Technology and trust: stories from One Basin CRC’s next generation

news Published 01 Dec 2025

Over our lifespan, One Basin CRC will support 50 PhD candidates to undertake research projects spanning hydrology, social research, economics, and more. These researchers represent the next generation of leaders in their fields, and of the Murray–Darling Basin.

Authored by esteemed writer and storyteller Ralph Johnstone, the following profiles are part of an ongoing series showcasing our PhDs and their stories.

Lang Zheng: smarter solutions for irrigation

It’s a long way from the sweltering sidewalks of Hong Kong to the drying “Mediterranean” climate of Mildura – but for Lang Zheng, living the challenges of climate change up close is critical if you’re going to play a role in tackling them.

Lang, 28, has dramatically broadened his world-view since he was a research assistant at Hong Kong University, where he published four papers combining GIS and engineering data to help city planners address the impacts of a warming climate. Now, after a year of his PhD at the University of Melbourne, he’s arrived in Mildura to transfer this intricate knowledge of multilayered predictive modelling to rural irrigation systems.

Through AI predictive controls, Lang’s models have the potential to combine multiple location- and time-specific factors – from energy tariffs to climate forecasts and crop watering schedules – to help irrigation managers optimise their watering efficiencies. “Our main goal will be to help irrigators keep pumping costs down by finding the balance between local renewable energy sources, crop-specific water demands, evaporation rates, and other factors that impact watering rates,” he explains.

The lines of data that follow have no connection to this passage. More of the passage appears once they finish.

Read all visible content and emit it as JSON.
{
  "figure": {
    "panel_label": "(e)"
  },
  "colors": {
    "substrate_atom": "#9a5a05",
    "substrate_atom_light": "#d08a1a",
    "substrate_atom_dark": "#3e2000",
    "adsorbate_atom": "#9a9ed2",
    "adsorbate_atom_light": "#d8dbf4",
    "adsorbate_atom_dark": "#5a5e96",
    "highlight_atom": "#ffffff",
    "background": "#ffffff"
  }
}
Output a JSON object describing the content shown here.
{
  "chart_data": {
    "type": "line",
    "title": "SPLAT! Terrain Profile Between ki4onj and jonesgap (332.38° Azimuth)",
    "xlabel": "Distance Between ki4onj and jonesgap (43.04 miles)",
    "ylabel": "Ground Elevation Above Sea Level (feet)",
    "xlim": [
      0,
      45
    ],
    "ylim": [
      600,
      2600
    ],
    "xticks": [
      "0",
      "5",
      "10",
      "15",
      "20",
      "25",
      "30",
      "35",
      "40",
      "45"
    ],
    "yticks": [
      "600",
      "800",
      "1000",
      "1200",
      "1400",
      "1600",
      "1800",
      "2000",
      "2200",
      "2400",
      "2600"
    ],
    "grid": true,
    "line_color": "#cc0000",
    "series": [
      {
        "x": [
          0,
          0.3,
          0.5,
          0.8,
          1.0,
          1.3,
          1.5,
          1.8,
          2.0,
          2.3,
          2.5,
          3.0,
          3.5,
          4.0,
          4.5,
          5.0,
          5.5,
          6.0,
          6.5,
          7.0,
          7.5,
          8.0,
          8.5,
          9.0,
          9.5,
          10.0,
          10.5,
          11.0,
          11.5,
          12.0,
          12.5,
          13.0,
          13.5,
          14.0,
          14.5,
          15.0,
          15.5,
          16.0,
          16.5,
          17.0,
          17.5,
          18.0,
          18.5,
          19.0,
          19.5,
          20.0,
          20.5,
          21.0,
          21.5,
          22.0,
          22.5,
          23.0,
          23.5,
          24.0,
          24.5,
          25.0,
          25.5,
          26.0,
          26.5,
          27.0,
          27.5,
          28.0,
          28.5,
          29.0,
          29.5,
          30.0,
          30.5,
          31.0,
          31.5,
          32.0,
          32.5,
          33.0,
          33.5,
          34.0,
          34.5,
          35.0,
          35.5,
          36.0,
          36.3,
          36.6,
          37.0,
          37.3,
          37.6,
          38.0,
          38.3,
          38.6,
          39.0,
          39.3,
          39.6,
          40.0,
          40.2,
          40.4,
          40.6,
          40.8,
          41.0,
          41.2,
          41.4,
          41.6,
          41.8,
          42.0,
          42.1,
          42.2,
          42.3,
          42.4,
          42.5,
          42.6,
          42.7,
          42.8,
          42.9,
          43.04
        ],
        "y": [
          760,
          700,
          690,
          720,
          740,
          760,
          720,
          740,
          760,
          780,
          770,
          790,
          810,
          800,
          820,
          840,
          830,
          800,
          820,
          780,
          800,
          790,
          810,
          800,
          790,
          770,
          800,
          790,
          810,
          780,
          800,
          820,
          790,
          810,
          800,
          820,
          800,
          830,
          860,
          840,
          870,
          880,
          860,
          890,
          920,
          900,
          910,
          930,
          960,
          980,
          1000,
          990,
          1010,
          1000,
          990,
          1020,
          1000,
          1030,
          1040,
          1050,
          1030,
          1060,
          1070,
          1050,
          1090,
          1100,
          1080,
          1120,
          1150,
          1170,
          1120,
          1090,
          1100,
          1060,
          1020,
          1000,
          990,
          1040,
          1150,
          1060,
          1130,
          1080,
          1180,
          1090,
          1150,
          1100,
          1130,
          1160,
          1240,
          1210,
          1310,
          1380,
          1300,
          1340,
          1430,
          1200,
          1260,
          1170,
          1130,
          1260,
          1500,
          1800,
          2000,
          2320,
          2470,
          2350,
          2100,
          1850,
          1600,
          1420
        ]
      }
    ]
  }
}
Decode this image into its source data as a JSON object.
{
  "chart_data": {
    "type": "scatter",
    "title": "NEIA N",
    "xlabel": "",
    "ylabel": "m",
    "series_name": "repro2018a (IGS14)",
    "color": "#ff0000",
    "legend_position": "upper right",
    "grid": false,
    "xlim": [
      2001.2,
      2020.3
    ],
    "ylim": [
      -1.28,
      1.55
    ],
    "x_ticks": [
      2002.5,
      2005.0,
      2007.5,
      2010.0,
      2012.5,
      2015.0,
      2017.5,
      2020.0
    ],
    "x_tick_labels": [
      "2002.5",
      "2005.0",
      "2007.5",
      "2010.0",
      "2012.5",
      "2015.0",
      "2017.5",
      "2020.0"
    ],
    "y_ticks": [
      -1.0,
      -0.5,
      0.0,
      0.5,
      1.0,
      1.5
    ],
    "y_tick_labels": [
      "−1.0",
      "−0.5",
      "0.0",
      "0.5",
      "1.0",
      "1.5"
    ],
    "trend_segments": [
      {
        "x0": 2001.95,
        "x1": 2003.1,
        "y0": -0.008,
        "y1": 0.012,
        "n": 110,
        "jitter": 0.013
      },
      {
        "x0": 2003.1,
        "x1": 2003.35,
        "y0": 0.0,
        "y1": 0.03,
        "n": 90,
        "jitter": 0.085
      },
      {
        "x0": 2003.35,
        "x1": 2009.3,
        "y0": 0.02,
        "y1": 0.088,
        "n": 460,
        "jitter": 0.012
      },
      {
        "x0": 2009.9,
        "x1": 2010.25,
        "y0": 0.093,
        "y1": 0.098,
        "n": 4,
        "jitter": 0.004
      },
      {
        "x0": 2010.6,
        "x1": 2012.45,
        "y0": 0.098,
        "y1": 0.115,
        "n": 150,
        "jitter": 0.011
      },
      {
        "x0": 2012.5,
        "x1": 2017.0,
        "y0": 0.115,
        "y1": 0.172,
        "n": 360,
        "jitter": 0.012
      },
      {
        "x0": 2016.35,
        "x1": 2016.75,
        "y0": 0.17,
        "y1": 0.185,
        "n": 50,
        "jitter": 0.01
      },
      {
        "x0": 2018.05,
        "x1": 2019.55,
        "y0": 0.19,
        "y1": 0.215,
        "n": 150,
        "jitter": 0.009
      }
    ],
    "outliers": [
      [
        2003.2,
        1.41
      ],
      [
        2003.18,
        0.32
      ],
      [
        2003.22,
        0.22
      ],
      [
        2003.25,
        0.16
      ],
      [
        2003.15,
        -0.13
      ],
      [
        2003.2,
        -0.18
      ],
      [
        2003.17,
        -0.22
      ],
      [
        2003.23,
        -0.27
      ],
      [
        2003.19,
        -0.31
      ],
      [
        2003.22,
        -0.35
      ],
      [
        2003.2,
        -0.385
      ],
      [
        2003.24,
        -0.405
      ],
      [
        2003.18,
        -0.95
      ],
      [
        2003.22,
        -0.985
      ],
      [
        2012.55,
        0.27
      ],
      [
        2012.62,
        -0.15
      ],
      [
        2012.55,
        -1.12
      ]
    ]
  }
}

Lang presents his research during the poster sessions of the 2025 Annual Partner Event in Goondiwindi

One Basin CRC has facilitated introductions and on-site visits to Lower Murray Water and other water utilities, so that Lang can align his models with their systems and operational strategies. He will also be undertaking an internship with SA Water. Ultimately, he believes, being able to undertake research in a regional area is critical to delivering a product that will prove practical to its intended users.

“Water utility managers still tend to rely on human expertise for scheduling pump operations, instead of using automated methods,” says Lang. “Collaborating with industry stakeholders will not only focus my research on real-world challenges, but will make my models relevant and applicable for actual water distribution systems.”

 For me, studying and working in a regional hub provides more benefits than staying in an urban university. Regional hubs offer more opportunities to build connections with industry professionals, allowing for on-site visits and a deeper understanding of the challenges they face.

Lang Zheng 

To learn more about Lang’s research, visit the project page.


Camaria Holder: a conversation for everyone

Watching communities around Australia struggle with increasing droughts, floods, fires and heatwaves only makes Camaria Holder more convinced that her chosen PhD topic is the right one. Camaria’s study aims to design better ‘participatory processes’ to help local people consider the likely impacts of climate change on their lives, as they bring their personal priorities and values to what’s likely to become the most urgent conversation of their lifetime.

Exploring the social side of water resources management has been a natural progression for this passionate Antiguan, who’s worked on community-led adaptation projects in the Eastern Caribbean, as well as a “pivotal” project to develop a series of water treatment plants for communities outside Port-au-Prince. “It involved my first ever focus groups, seated with villagers sampling cups of water and discussing what tasted like life,” says Camaria. “I left Haiti with a desire to better understand people and context in my future projects – and some years later it led me here.”

Camaria in action during the 2024 Annual Partner Event in Mildura

Now she’s learning alongside social scientists at ANU who’ve joined forces under One Basin’s umbrella with modellers and engineers from the Universities of Melbourne and Adelaide to develop a series of tools to analyse long-term climate scenarios and ‘stress test’ water use practices. Camaria plans to contribute to one of the project’s four case studies, in the Goulburn-Broken catchment – where stream-flows are among the most precarious in the basin – and the overall project will contribute to a 10-year regional waterway strategy being developed by the farsighted local Catchment Management Authority.

“I’m really happy to be getting in on the ground floor, and hopefully helping influence a small part of this process,” says Camaria. “My interest is in looking at how project facilitators can get buy-in from diverse groups of people who place different values on water – and have different ideas about its management – but must all have a voice if there’s going to be genuinely inclusive planning.”

I believe that finding ways to collaborate and establish cross-sectoral understanding is essential for designing sustainable adaptation interventions. I think we’re often unaware of the bubbles we inhabit, or sometimes we’re way too comfortable with our own worldview – but being able to understand and then leverage the plurality of perspectives that naturally inhabit the world will only benefit us as we plan for the next decade and beyond.